Mas desde aquele ano de 1987 ele foi
definhando, envolvido numa série de dificuldades pessoais, e caiu numa
acentuada depressão. Mas teve lucidez e
maturidade suficientes para buscar ajuda e dar um tempo a si mesmo. Mais de uma
vez ele testemunhou a dureza dessa busca. Teve que abandonar todas as muletas e
tentar andar sozinho, com passos inseguros e por caminhos incertos. Quase
dois anos de luta e busca o levaram a um porto mais seguro, onde os ventos são
menos ameaçadores. Louvado seja Nosso Senhor Jesus Cristo!

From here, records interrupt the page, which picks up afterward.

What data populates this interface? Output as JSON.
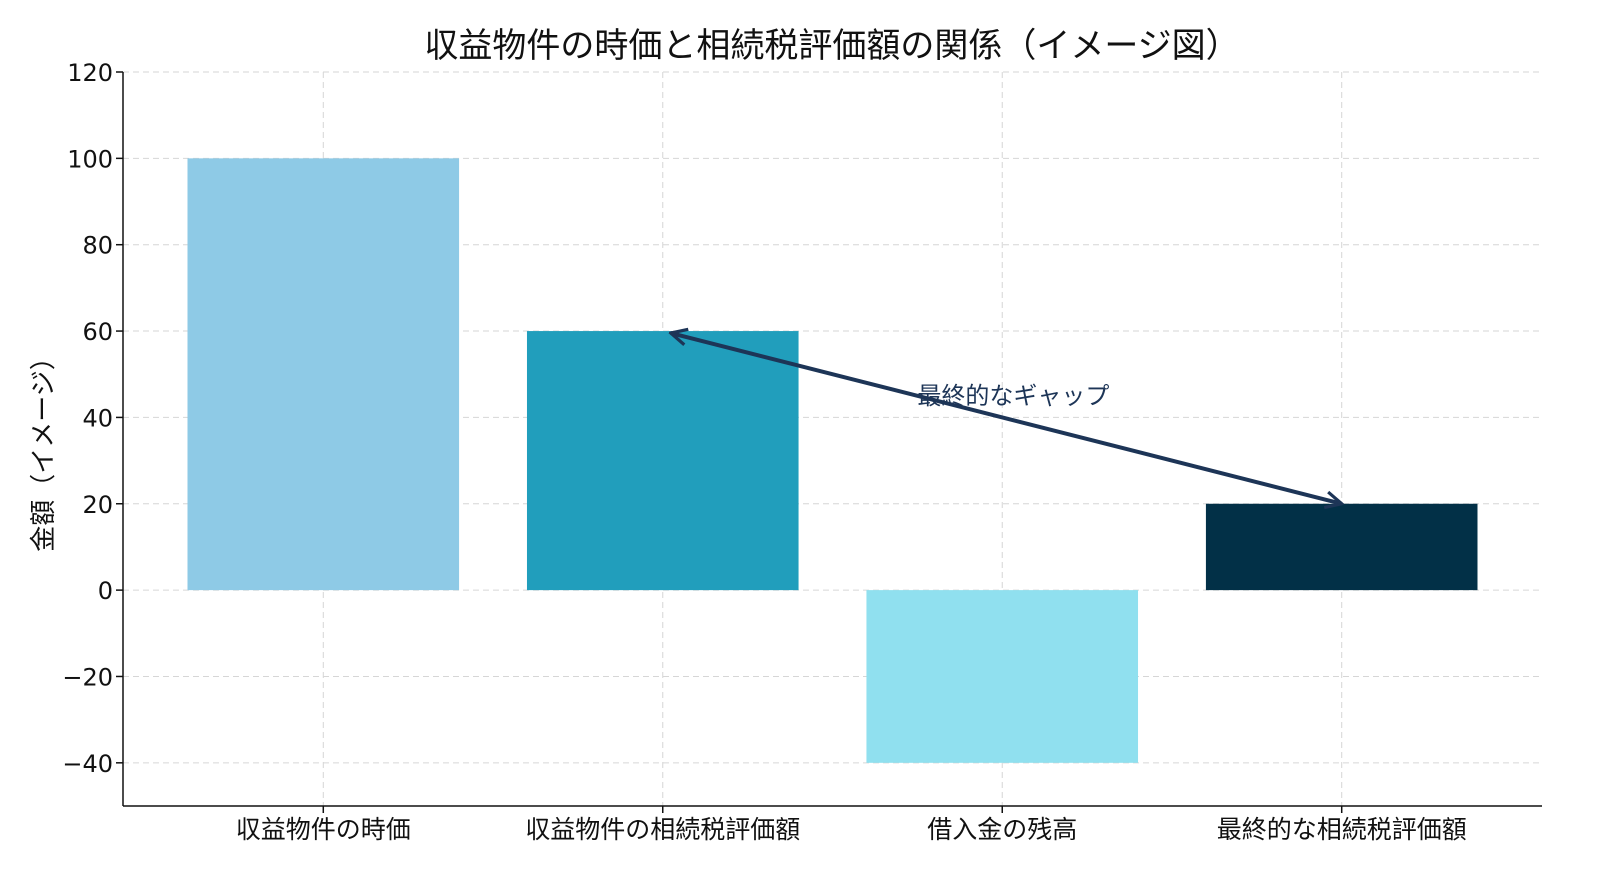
{
  "chart_data": {
    "type": "bar",
    "title": "収益物件の時価と相続税評価額の関係（イメージ図）",
    "xlabel": "",
    "ylabel": "金額（イメージ）",
    "categories": [
      "収益物件の時価",
      "収益物件の相続税評価額",
      "借入金の残高",
      "最終的な相続税評価額"
    ],
    "values": [
      100,
      60,
      -40,
      20
    ],
    "colors": [
      "#8ECAE6",
      "#219EBC",
      "#90E0EF",
      "#023047"
    ],
    "ylim": [
      -50,
      120
    ],
    "yticks": [
      -40,
      -20,
      0,
      20,
      40,
      60,
      80,
      100,
      120
    ],
    "ytick_labels": [
      "−40",
      "−20",
      "0",
      "20",
      "40",
      "60",
      "80",
      "100",
      "120"
    ],
    "grid": true,
    "annotation": {
      "text": "最終的なギャップ",
      "from": [
        3,
        20
      ],
      "to": [
        1,
        60
      ],
      "text_at": [
        1.75,
        45
      ],
      "color": "#1D3557"
    }
  }
}
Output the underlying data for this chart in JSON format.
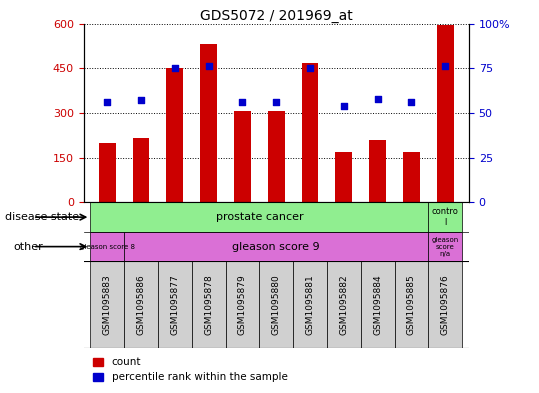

Com os/as ministros/as, em Santo Augusto (RS) |
Minha profunda amizade e admiração pelo
Ceolin me levaram a vencer uma série de percalços e escrever-lhe regularmente. Especialmente a partir de 1987, escrevo-lhe
seguidamente. Esperei três anos para receber a primeira resposta. É claro que a
esperava e desejava. Mas sentia-me satisfeito simplesmente por tê-lo como amigo,
confrade e companheiro, e por ser uma presença discreta mas real nessa sua
via-sacra.
Somente no ano passado recebi sua primeira
carta. Nela, contava suas dores, sua busca desesperada. Depois, no mês de
agosto, veio a carta com a proclamação da alegre boa notícia: se não ainda
havia chegado ao porto, ao menos o mar estava menos bravio e ele vislumbrava a
direção para a qual deveria remar. Me emocionei e louvei o Senhor, como o faço
também hoje, ao receber mais uma carta sua. Que Deus o acompanhe e sustente na
sua misericórdia.
E eu me sinto feliz comigo mesmo por não
ter desanimado em nenhum instante. Graças a Deus, mantive o ânimo para fazer-me
presente de diversas formas nos diferentes momentos da sua escuridão. Se isso
não contribuiu para o discernimento e o seu crescimento, pelo menos me fez mais
sincero, mais amigo e mais capaz de compaixão. Bendito seja Deus!”